Nighthawks belong to a group of birds called “goatsuckers.” Goatsuckers are a family of birds with huge mouths that fly around at night consuming massive amounts of flying insects. Our whippoorwill is another member of the goatsucker family. (Caution: Even though goatsuckers are really birds, you still might get slapped if you say it in front of your mother.) The name “goatsucker” refers to the legend that these birds somehow drank milk from goats. This weird legend was probably started in Europe, where they also believe in other fantasies like dragons, trolls and playing cricket for fun.
Are you still with me, Melinda, or have you given up and started thinking about trolls? Basically, nighthawks are like large swallows, that “hawk” insects at night, but also in the evening and on cloudy days. Nighthawks have little, tiny useless beaks, but enormous mouths.
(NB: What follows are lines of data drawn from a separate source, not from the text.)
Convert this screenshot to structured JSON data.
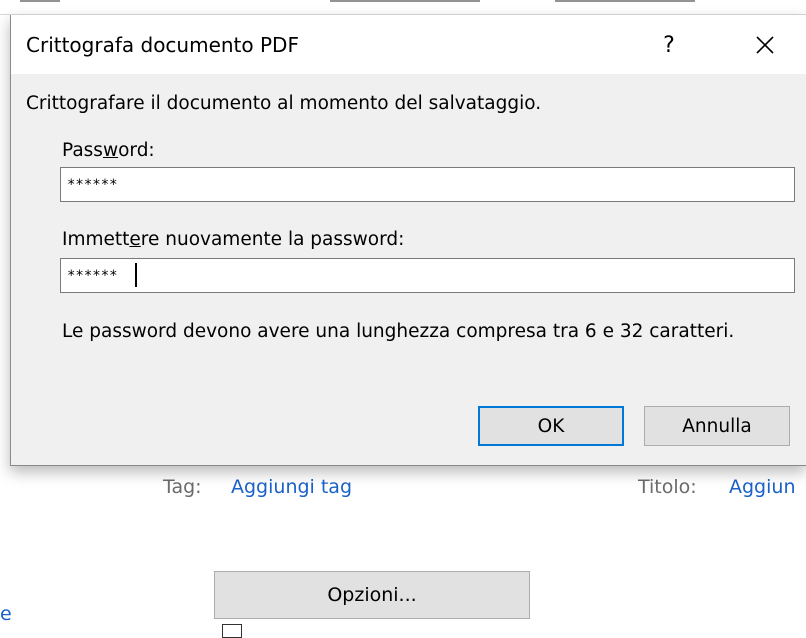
{
  "dialog": {
    "title": "Crittografa documento PDF",
    "help_label": "?",
    "intro": "Crittografare il documento al momento del salvataggio.",
    "password_label_pre": "Pass",
    "password_label_key": "w",
    "password_label_post": "ord:",
    "password_value": "******",
    "reenter_label_pre": "Immett",
    "reenter_label_key": "e",
    "reenter_label_post": "re nuovamente la password:",
    "reenter_value": "******",
    "hint": "Le password devono avere una lunghezza compresa tra 6 e 32 caratteri.",
    "ok_label": "OK",
    "cancel_label": "Annulla"
  },
  "background": {
    "tag_label": "Tag:",
    "tag_link": "Aggiungi tag",
    "title_label": "Titolo:",
    "title_link": "Aggiun",
    "options_button": "Opzioni...",
    "left_fragment": "e"
  },
  "colors": {
    "accent": "#0078d7",
    "link": "#1a62c9"
  }
}
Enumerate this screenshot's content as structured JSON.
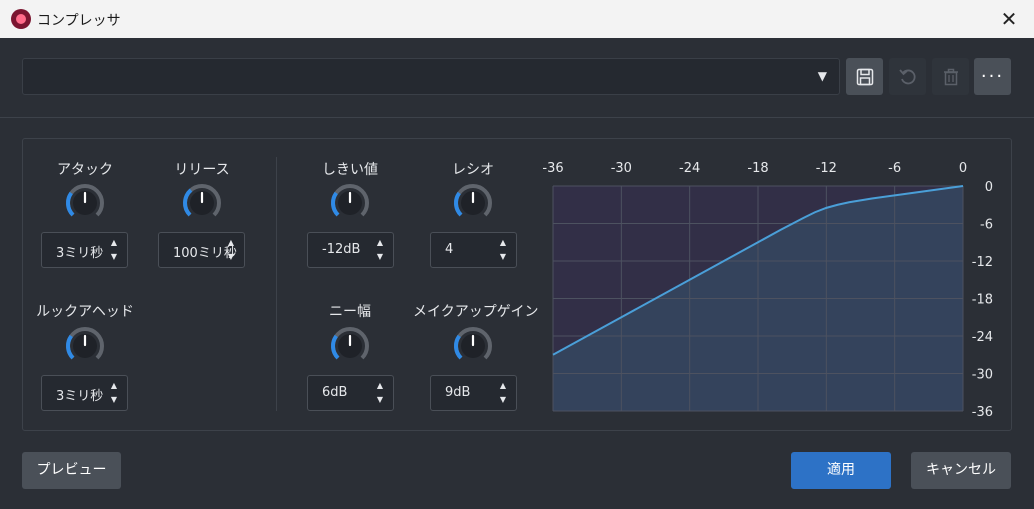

They fly around scooping up anything that will fit inside including giant moths, small birds and the occasional Frisbee, sometimes with one of those jumping dogs still attached. Mostly though, they just eat small insects such as mosquitos. A nighthawk can eat 500 mosquitoes a night, which is far more than a purple martin eats in a lifetime.
Nighthawks are one of the few birds that enjoy city life. They often nest on the flat gravel roofs of buildings. The lights of the city are also a benefit as yummy insects are attracted to the lights. It is not unusual to be walking down a busy city street on a summer’s night and hear the nasal “peent” call of a nighthawk flying high overhead. A few years ago I heard the calls of nighthawks as I was walking through an outdoor cafe in Quebec City. When I looked up to see the birds, I accidentally bumped into some local Quebec guy who was just about to sip his latte. As the man was wiping off his shirt, he said something to me in French, which I think was, “Have a nice trip, you good-looking-out-of-towner,” but I’m not sure.
Nighthawks are rather uncommon here on Cape Cod. If we are lucky, we may see a few on migration. However, in some areas of the state you can see thousands as they pass on their way south. Just as you observed, Melinda, the best place is along the Connecticut River, i.e., the Mass Pike near Springfield. The birds that you saw a few weeks ago in western Massachusetts may be headed as far south as Argentina. There they will rest for a few months and then once again work their way back to New England.
So keep your ears open the next time youa re walking down a city street on a summer’s night. You just may hear the nasal call of a nighthawk high overhead. However, if you see a guy with a coffee-stained shirt walking toward you, don’t mention my name.